Consider the large distributor who has multiple versions of contracts and supplier agreements. The business fails to reference the correct version of a contract addendum that materially changes key terms and conditions between the parties. This results in a dispute and has trickle-down implications of disrupting shipments which customer complaints and canceled orders … all because someone used the wrong content. In short, it’s paramount to have trust in our content.


Here are three strategies you can take to bring trust to your content:


Clean-up the backlog


Assess and separate trusted content from suspect content. Decommission and dispose of what is not necessary to keep. Preserve and exploit your trusted content from your trusted content repositories.
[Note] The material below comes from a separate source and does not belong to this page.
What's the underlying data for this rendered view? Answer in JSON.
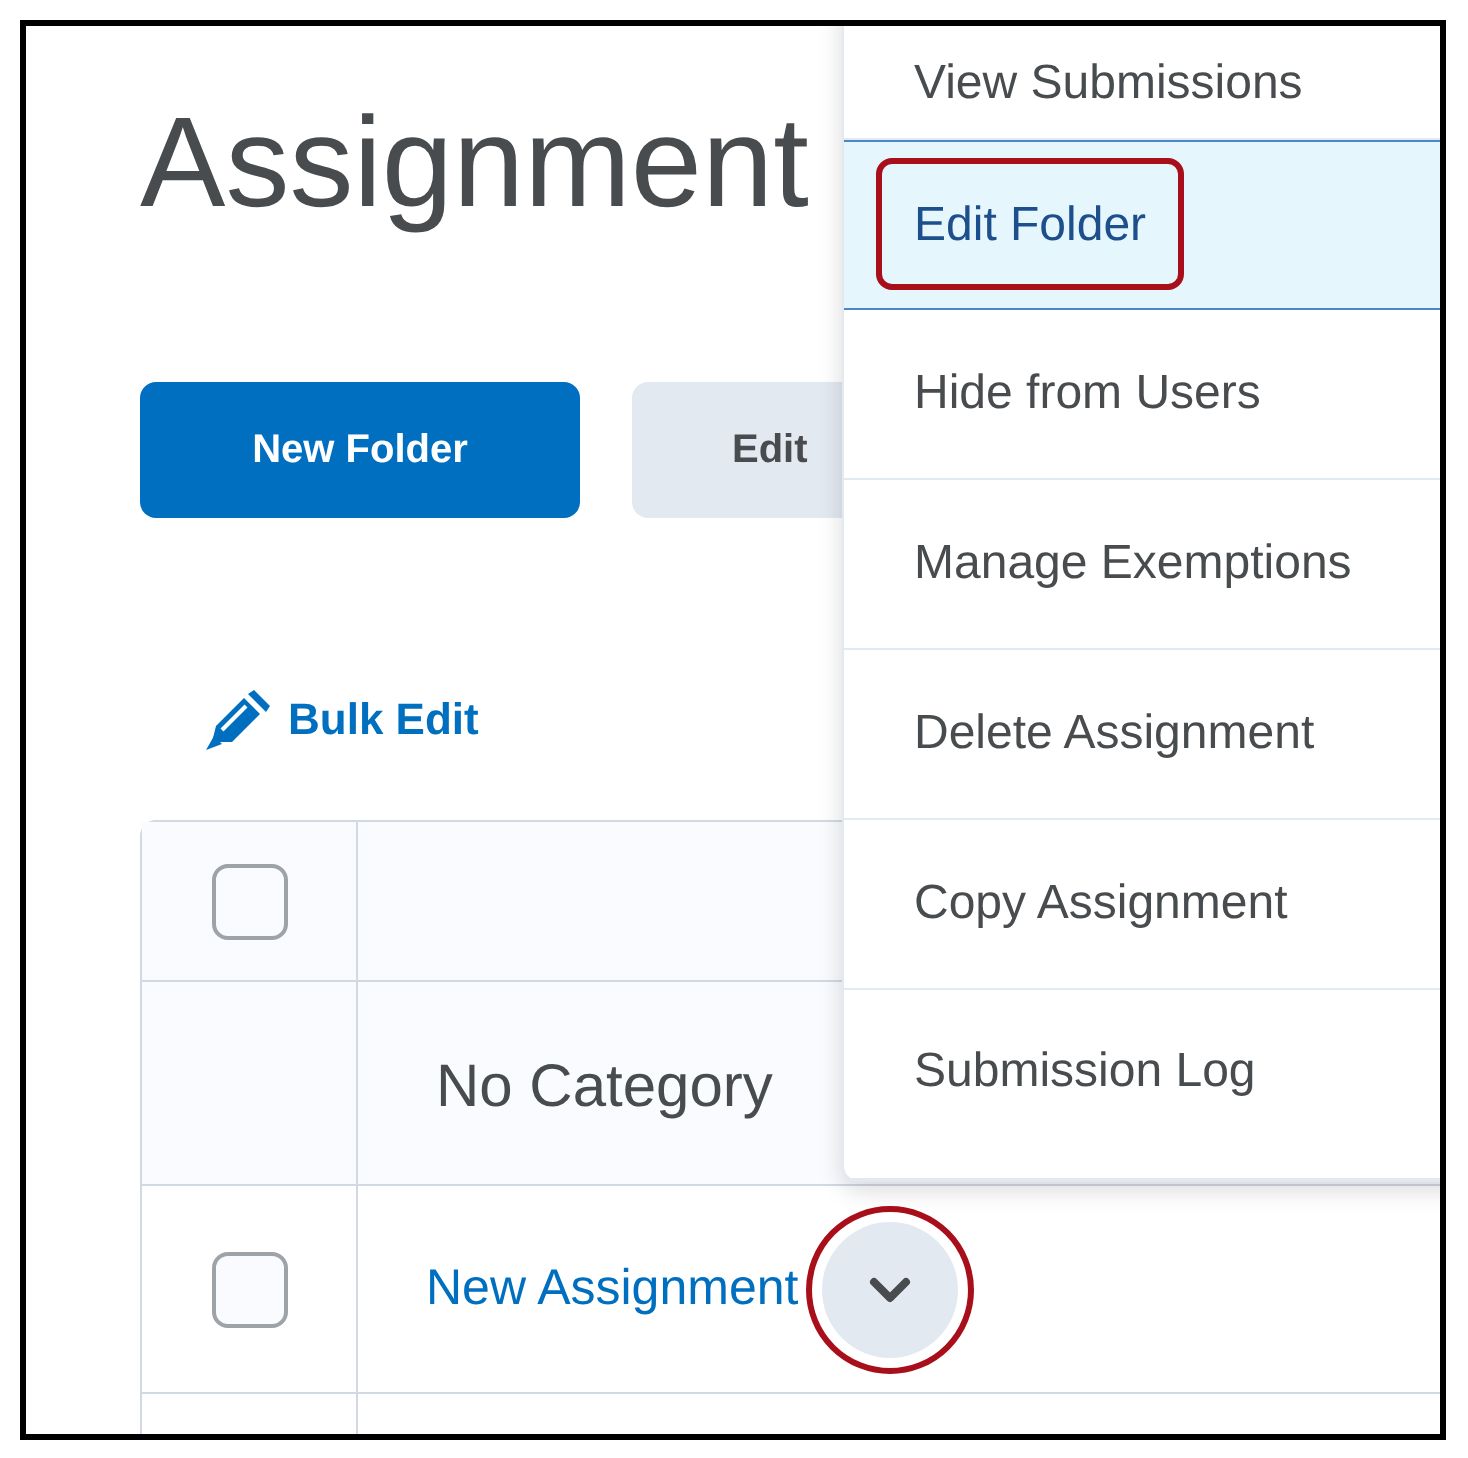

Instrument ad-hoc and controlled document creation and approval processes


Establish event and process-based steps (or KPIs) to measure, trigger, review and monitor the accuracy of content that is designated as trusted.


Enhance metadata and leverage master data


Clean up dirty document metadata and reference trusted data sources within the enterprise.  Ensure an accurate 360-degree view all information assets and metadata. Obviously, there are a number of ways to make content quality better and improve document-based decision making. The trick is … how to do it without burdening the business users. Manual methods are thought to be easy but always fail as human beings are inconsistent, sometimes inaccurate and can refuse to cooperate. In some rare cases … humans take matters into their own hands. Don’t take a “Danny” approach to trust your content. 


Choose one or more of the above paths and increase the accuracy of content-based decisions in your organization.  If you don’t, I may have to send Danny’s Mom out to have a talk with you.